South Africa, one of the best sides in rugby, had their opening match against minnows Japan. It was expected to be a thrashing, an easy match for the Springboks to begin the tournament. Instead, it turned into one of the greatest upsets of all time.
Japan kept up the pace with South Africa throughout the game, the score being 12-10 to the Springboks at half-time. Ayumu Goromaro was the Brave Blossoms’ hero, scoring 24 points to keep his time within touching distance. Captain Michael Leitch had been fantastic throughout.
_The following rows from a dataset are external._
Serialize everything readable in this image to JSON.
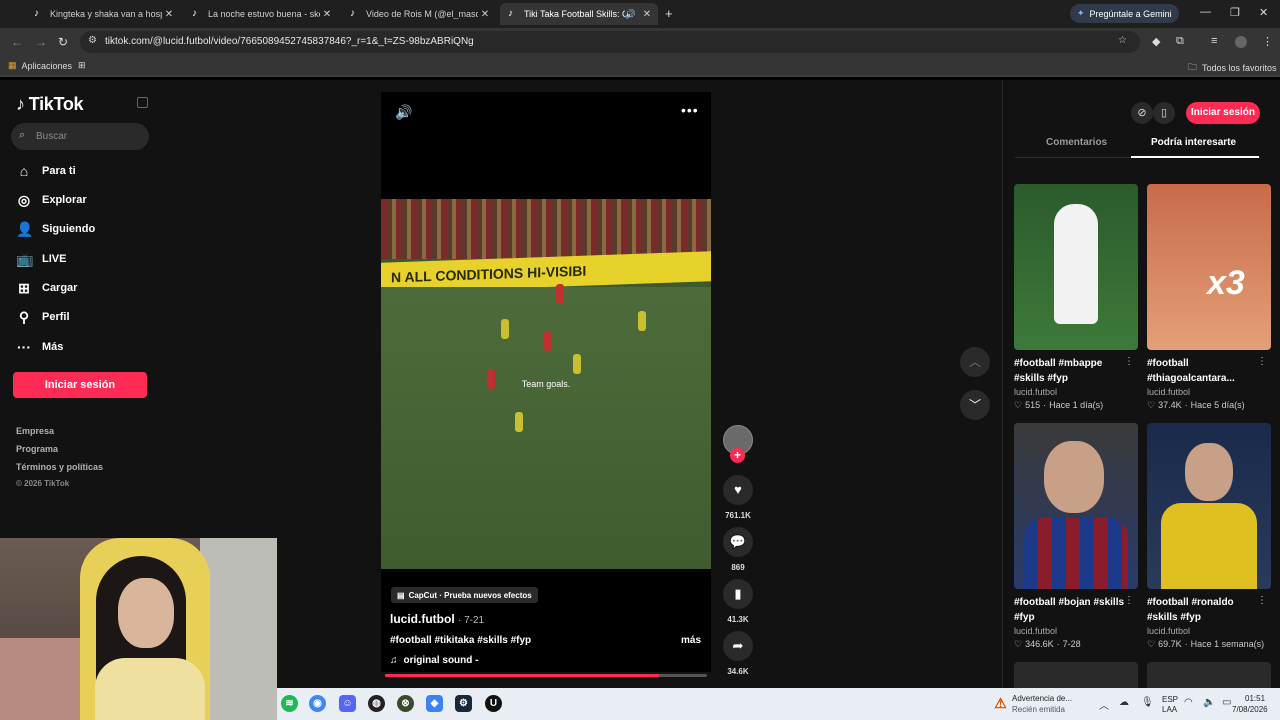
{
  "browser": {
    "tabs": [
      {
        "title": "Kingteka y shaka van a hospital"
      },
      {
        "title": "La noche estuvo buena - sketch"
      },
      {
        "title": "Video de Rois M (@el_masqsue"
      },
      {
        "title": "Tiki Taka Football Skills: Ch"
      }
    ],
    "new_tab": "+",
    "gemini_label": "Pregúntale a Gemini",
    "url": "tiktok.com/@lucid.futbol/video/7665089452745837846?_r=1&_t=ZS-98bzABRiQNg",
    "bookmarks": {
      "apps": "Aplicaciones",
      "all": "Todos los favoritos"
    }
  },
  "sidebar": {
    "logo": "TikTok",
    "search_placeholder": "Buscar",
    "nav": [
      {
        "label": "Para ti",
        "icon": "home-icon"
      },
      {
        "label": "Explorar",
        "icon": "compass-icon"
      },
      {
        "label": "Siguiendo",
        "icon": "following-icon"
      },
      {
        "label": "LIVE",
        "icon": "live-icon"
      },
      {
        "label": "Cargar",
        "icon": "upload-icon"
      },
      {
        "label": "Perfil",
        "icon": "profile-icon"
      },
      {
        "label": "Más",
        "icon": "more-icon"
      }
    ],
    "login": "Iniciar sesión",
    "footer": [
      "Empresa",
      "Programa",
      "Términos y políticas"
    ],
    "copyright": "© 2026 TikTok"
  },
  "video": {
    "ad_text": "N ALL CONDITIONS HI-VISIBI",
    "caption": "Team goals.",
    "capcut": "CapCut · Prueba nuevos efectos",
    "author": "lucid.futbol",
    "date": "· 7-21",
    "hashtags": "#football #tikitaka #skills #fyp",
    "more": "más",
    "sound": "original sound - ",
    "progress_pct": 85,
    "likes": "761.1K",
    "comments": "869",
    "saves": "41.3K",
    "shares": "34.6K"
  },
  "right_panel": {
    "login": "Iniciar sesión",
    "tabs": [
      "Comentarios",
      "Podría interesarte"
    ],
    "cards": [
      {
        "title": "#football #mbappe #skills #fyp",
        "author": "lucid.futbol",
        "likes": "515",
        "time": "Hace 1 día(s)"
      },
      {
        "title": "#football #thiagoalcantara...",
        "author": "lucid.futbol",
        "likes": "37.4K",
        "time": "Hace 5 día(s)",
        "overlay": "x3"
      },
      {
        "title": "#football #bojan #skills #fyp",
        "author": "lucid.futbol",
        "likes": "346.6K",
        "time": "7-28"
      },
      {
        "title": "#football #ronaldo #skills #fyp",
        "author": "lucid.futbol",
        "likes": "69.7K",
        "time": "Hace 1 semana(s)"
      }
    ]
  },
  "taskbar": {
    "alert_title": "Advertencia de...",
    "alert_sub": "Recién emitida",
    "lang_top": "ESP",
    "lang_bottom": "LAA",
    "time": "01:51",
    "date": "7/08/2026"
  },
  "colors": {
    "accent": "#fe2c55",
    "page_bg": "#121212"
  }
}
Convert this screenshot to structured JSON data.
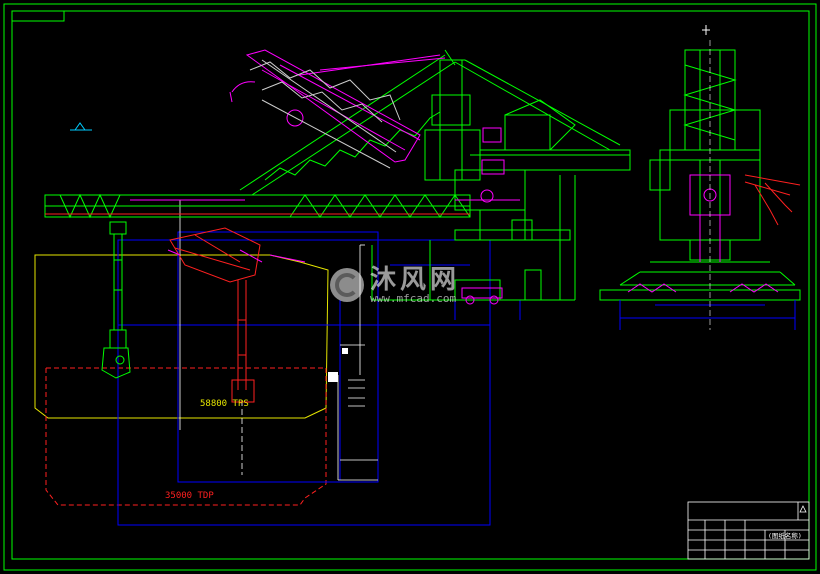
{
  "labels": {
    "capacity_upper": "58800 TPS",
    "capacity_lower": "35000 TDP"
  },
  "watermark": {
    "cn": "沐风网",
    "url": "www.mfcad.com"
  },
  "title_block": {
    "drawing_name": "(图纸名称)"
  },
  "colors": {
    "background": "#000000",
    "frame": "#00ff00",
    "boom": "#00ff00",
    "bucket_wheel": "#ff00ff",
    "hull_upper": "#e6e600",
    "hull_lower": "#ff0000",
    "chute": "#ff2020",
    "dimension": "#0000ff",
    "center_line": "#ffffff"
  }
}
The score was level for long periods during the match. However, with normal time over and a Japan try just ruled out, the score was 32-29 to South Africa. The fans wearing green in Brighton drew a collective sigh of relief. Japan had pushed them all the way, but they had survived.
But the game wasn’t over yet. Japan had a scrum five metres from the try line. Phase after phase couldn’t break down the defence, and any mistake would end the game.
Finally, with every Japanese supporter and neutral on their feet in the Brighton Community Stadium, Karne Hesketh found the gap and dived. A triumphant roar went up from the crowd. The subs bench, full of the tired Japanese substitutes, went wild. Men and women cried with joy. The Japanese had done it. The greatest shock in the history of rugby union. The team who hadn’t won a World Cup match for 24 years beat the team who had only ever lost three games in the World Cup.
There were other games on day two as well, although every headline went to Japan. France put in a ruthless display to tell everyone that they could challenge for the title by beating Italy 32-10. Ireland thrashed Canada 50-7, with Johnny Sexton putting in a good display. Georgia beat fellow minnows Tonga 17-10.
The day will be remembered as the day when one of the greatest shocks in sport occurred.